Some of the findings that caught my eye:
  • I've said countless times while there was a brief window when vaccines were actually preventing transmission in late 2021, vaccine mandates and other restrictions should have been lifted much much faster than they were. One of the few things we might actually agree on? The report covers this on page 211-212.
  • "By holding back widespread community transmission until the vast majority of the adult population had some immunity through vaccination, far fewer Australians experienced severe COVID-19 than would have otherwise been the case. As a result, thousands fewer Australians died from COVID-19... However, there is also a view that restrictive measures were kept in place for too long, and the broader individual, social and economic impacts came to outweigh the COVID-19 public health benefit."

    "Vaccine mandates were particularly controversial.

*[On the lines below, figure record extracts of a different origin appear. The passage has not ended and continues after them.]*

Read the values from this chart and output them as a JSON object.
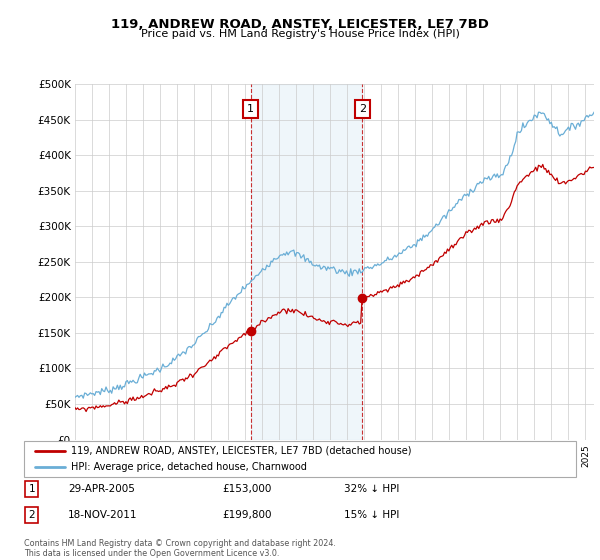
{
  "title": "119, ANDREW ROAD, ANSTEY, LEICESTER, LE7 7BD",
  "subtitle": "Price paid vs. HM Land Registry's House Price Index (HPI)",
  "ylim": [
    0,
    500000
  ],
  "yticks": [
    0,
    50000,
    100000,
    150000,
    200000,
    250000,
    300000,
    350000,
    400000,
    450000,
    500000
  ],
  "ytick_labels": [
    "£0",
    "£50K",
    "£100K",
    "£150K",
    "£200K",
    "£250K",
    "£300K",
    "£350K",
    "£400K",
    "£450K",
    "£500K"
  ],
  "hpi_color": "#6aaed6",
  "house_color": "#c00000",
  "transaction1_x": 2005.33,
  "transaction1_y": 153000,
  "transaction2_x": 2011.89,
  "transaction2_y": 199800,
  "legend_house": "119, ANDREW ROAD, ANSTEY, LEICESTER, LE7 7BD (detached house)",
  "legend_hpi": "HPI: Average price, detached house, Charnwood",
  "ann1_date": "29-APR-2005",
  "ann1_price": "£153,000",
  "ann1_pct": "32% ↓ HPI",
  "ann2_date": "18-NOV-2011",
  "ann2_price": "£199,800",
  "ann2_pct": "15% ↓ HPI",
  "footer": "Contains HM Land Registry data © Crown copyright and database right 2024.\nThis data is licensed under the Open Government Licence v3.0.",
  "grid_color": "#cccccc",
  "xmin": 1995,
  "xmax": 2025.5
}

The mandates were associated with point-in-time upticks in vaccination and were justified in critical care settings, but they helped drive vaccine scepticism and hesitancy when used more generally and contributed to frontline workforce shortfalls in areas that could least afford this at the time of opening up. These issues persist to this day, with troubling declines in vaccination for COVID-19 and other diseases across multiple population groups, including children missing out on routine childhood vaccinations."
  • There's no easy solution to the problem of rebuilding trust in government but the report gives a few sensible recommendations. I like the one about decision-making processes being (a) more responsive to changing level and nature of risk and (b) transparent. That’s true for any emergency. Be up front about how strong the evidence is behind any decision, but also recognise that in a crisis we don't want our leaders to be paralysed by inaction in those situations waiting months for data to come in. You don't wait for the flood waters to be above the roof line or the tanks to be rolling over the border before you evacuate the residents.
  • I also liked the recommendations around economic stimulus. This is the sort of thing governments really should have a pre-prepared play book for in future with clear triggers that if x happens, governments should distribute $y through these mechanisms to these people/businesses, etc. At the time, money was just rushed out the door in the interests of not letting the perfect be the enemy of the good.
Barely scratching the surface with this though obviously.